Governors who refuse to participate in the Medicaid expansion may face a backlash from voters like:

“Bunnie Gronborg, 64, of Festus, Mo., [who] said she has two sons in their 30s who are single fathers who lost construction jobs and now lack health insurance. She had hoped they could be covered by the Medicaid expansion, and she doesn't buy the explanation that the state cannot afford it. ‘There's absolutely no reason’ to reject the expansion,’ except being vindictive and playing political games with people's actual health care,’ Gronborg said.” (http://www.huffingtonpost.com/2012/06/29/medicaid-expansion_n_1638720.html)

Ezra Klein thinks that the Medicaid expansion is just too good a deal for states to pass up, even though some GOP governors will be tempted to gain political points with the base by refusing to participate:

“And governors also have to answer to non-Republican voters who don’t want their state missing out on billions in federal dollars, and to the hospitals in their state who have to treat uninsured patients that end up in their emergency rooms, and the insured voters who end up paying for their uninsured brethren.” (http://www.washingtonpost.com/business/economy/health-care-laws-medicaid-provision-too-good-to-pass-up/2012/07/02/gJQABxkJJW_story.html)

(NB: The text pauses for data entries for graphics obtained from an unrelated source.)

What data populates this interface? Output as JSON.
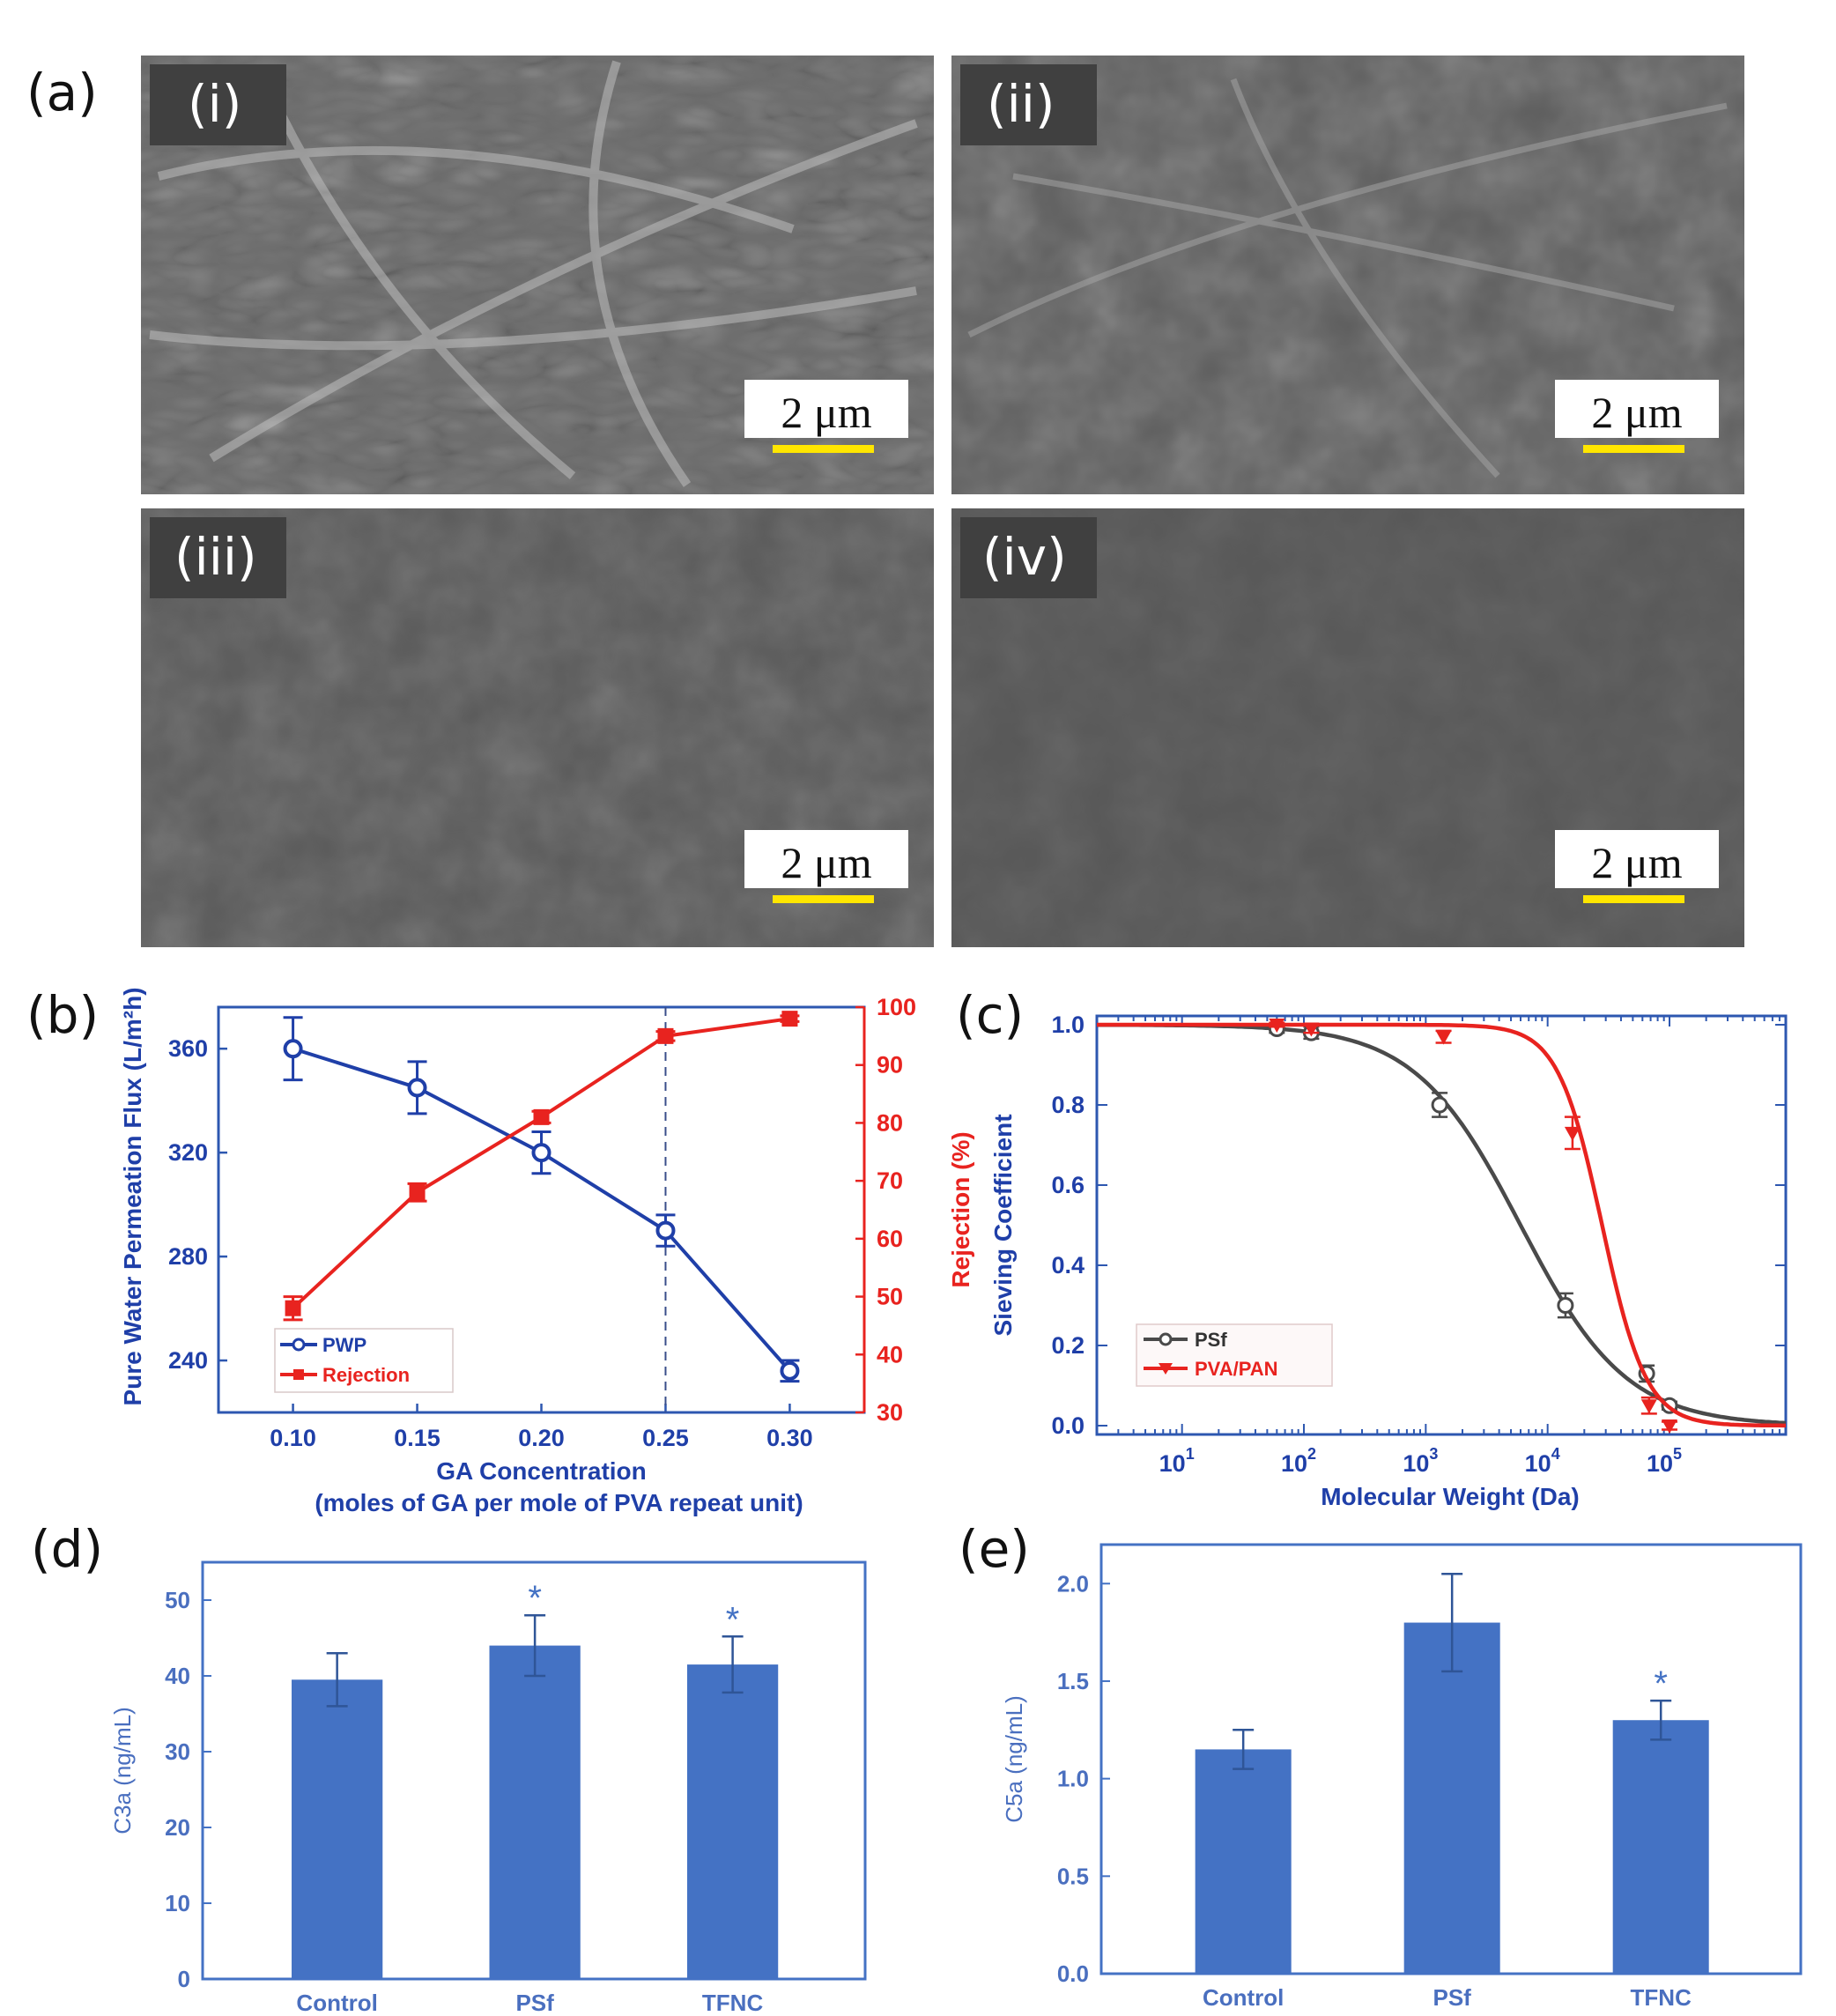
{
  "panel_a": {
    "letter": "(a)",
    "images": [
      {
        "label": "(i)",
        "scale_bar": "2 μm"
      },
      {
        "label": "(ii)",
        "scale_bar": "2 μm"
      },
      {
        "label": "(iii)",
        "scale_bar": "2 μm"
      },
      {
        "label": "(iv)",
        "scale_bar": "2 μm"
      }
    ]
  },
  "colors": {
    "blue_series": "#1f3fa8",
    "red_series": "#e8231f",
    "dark_series": "#4a4a4a",
    "bar_fill": "#4472c4",
    "axis_blue": "#2d57b0",
    "sem_scale_bar": "#ffe600"
  },
  "chart_data": [
    {
      "id": "b",
      "panel_letter": "(b)",
      "type": "line",
      "xlabel": "GA Concentration",
      "xlabel2": "(moles of GA per mole of PVA repeat unit)",
      "ylabel_left": "Pure Water Permeation Flux (L/m²h)",
      "ylabel_right": "Rejection (%)",
      "x": [
        0.1,
        0.15,
        0.2,
        0.25,
        0.3
      ],
      "xticks": [
        "0.10",
        "0.15",
        "0.20",
        "0.25",
        "0.30"
      ],
      "xlim": [
        0.07,
        0.33
      ],
      "ylim_left": [
        220,
        376
      ],
      "yticks_left": [
        240,
        280,
        320,
        360
      ],
      "ylim_right": [
        30,
        100
      ],
      "yticks_right": [
        30,
        40,
        50,
        60,
        70,
        80,
        90,
        100
      ],
      "dashed_line_x": 0.25,
      "series": [
        {
          "name": "PWP",
          "axis": "left",
          "marker": "circle",
          "values": [
            360,
            345,
            320,
            290,
            236
          ],
          "errors": [
            12,
            10,
            8,
            6,
            4
          ]
        },
        {
          "name": "Rejection",
          "axis": "right",
          "marker": "square",
          "values": [
            48,
            68,
            81,
            95,
            98
          ],
          "errors": [
            2,
            1.5,
            1,
            0.8,
            0.5
          ]
        }
      ],
      "legend_placement": "bottom-left"
    },
    {
      "id": "c",
      "panel_letter": "(c)",
      "type": "scatter",
      "xscale": "log",
      "xlabel": "Molecular Weight (Da)",
      "ylabel": "Sieving Coefficient",
      "xlim": [
        2,
        900000
      ],
      "xticks": [
        {
          "base": "10",
          "exp": "1",
          "value": 10
        },
        {
          "base": "10",
          "exp": "2",
          "value": 100
        },
        {
          "base": "10",
          "exp": "3",
          "value": 1000
        },
        {
          "base": "10",
          "exp": "4",
          "value": 10000
        },
        {
          "base": "10",
          "exp": "5",
          "value": 100000
        }
      ],
      "ylim": [
        0.0,
        1.0
      ],
      "yticks": [
        "0.0",
        "0.2",
        "0.4",
        "0.6",
        "0.8",
        "1.0"
      ],
      "series": [
        {
          "name": "PSf",
          "marker": "open-circle",
          "points": [
            [
              60,
              0.99
            ],
            [
              115,
              0.98
            ],
            [
              1300,
              0.8
            ],
            [
              14000,
              0.3
            ],
            [
              65000,
              0.13
            ],
            [
              100000,
              0.05
            ]
          ],
          "errors": [
            0.01,
            0.015,
            0.03,
            0.03,
            0.02,
            0.01
          ],
          "fit": {
            "x50": 6000,
            "slope": 1.0
          }
        },
        {
          "name": "PVA/PAN",
          "marker": "down-triangle",
          "points": [
            [
              60,
              1.0
            ],
            [
              115,
              0.99
            ],
            [
              1400,
              0.97
            ],
            [
              16000,
              0.73
            ],
            [
              68000,
              0.05
            ],
            [
              100000,
              0.0
            ]
          ],
          "errors": [
            0.005,
            0.01,
            0.015,
            0.04,
            0.02,
            0.01
          ],
          "fit": {
            "x50": 28000,
            "slope": 2.4
          }
        }
      ],
      "legend_placement": "bottom-left"
    },
    {
      "id": "d",
      "panel_letter": "(d)",
      "type": "bar",
      "categories": [
        "Control",
        "PSf",
        "TFNC"
      ],
      "values": [
        39.5,
        44,
        41.5
      ],
      "errors": [
        3.5,
        4,
        3.7
      ],
      "significance": [
        "",
        "*",
        "*"
      ],
      "ylabel": "C3a (ng/mL)",
      "ylim": [
        0,
        55
      ],
      "yticks": [
        "0",
        "10",
        "20",
        "30",
        "40",
        "50"
      ]
    },
    {
      "id": "e",
      "panel_letter": "(e)",
      "type": "bar",
      "categories": [
        "Control",
        "PSf",
        "TFNC"
      ],
      "values": [
        1.15,
        1.8,
        1.3
      ],
      "errors": [
        0.1,
        0.25,
        0.1
      ],
      "significance": [
        "",
        "",
        "*"
      ],
      "ylabel": "C5a (ng/mL)",
      "ylim": [
        0,
        2.2
      ],
      "yticks": [
        "0.0",
        "0.5",
        "1.0",
        "1.5",
        "2.0"
      ]
    }
  ]
}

Another hard to predict political result of the SCOTUS ruling on both the individual mandate and the Medicaid expansion is the affect it will have on future SCOTUS decisions.  Some conservatives are so mad at Chief Justice Roberts that they are calling him a traitor and saying he should be impeached.  How will the Chief Justice react to the fallout?  Reagan appointee conservative federal judge Richard Posner speculates on how Chief Justice Roberts will respond to his new situation:

“‘These right-wingers who are blasting [Chief Justice John] Roberts are making a very serious mistake. I mean, what would you do if you were Roberts?’ Judge Richard Posner, of the 7th U.S. Circuit Court of Appeals, told NPR. ‘All of a sudden you find out that the people that you thought were your friends have turned against you, they despise you, they mistreat you, they leak to the press, what do you do? Do you become more conservative? Or do you say, ‘What am I doing with this crowd of lunatics?’”(http://www.politico.com/news/stories/0712/78182.html)

Before the SCOTUS decided the case of National Federation of Independent Business v. Sibelius, most of the attention was concentrated on the constitutionality of the individual mandate.  This blog post has examined the reasons why the SCOTUS treatment of the PPACA Medicaid expansion may have more important and more lasting effects on the transformation of the American health care clinical delivery system.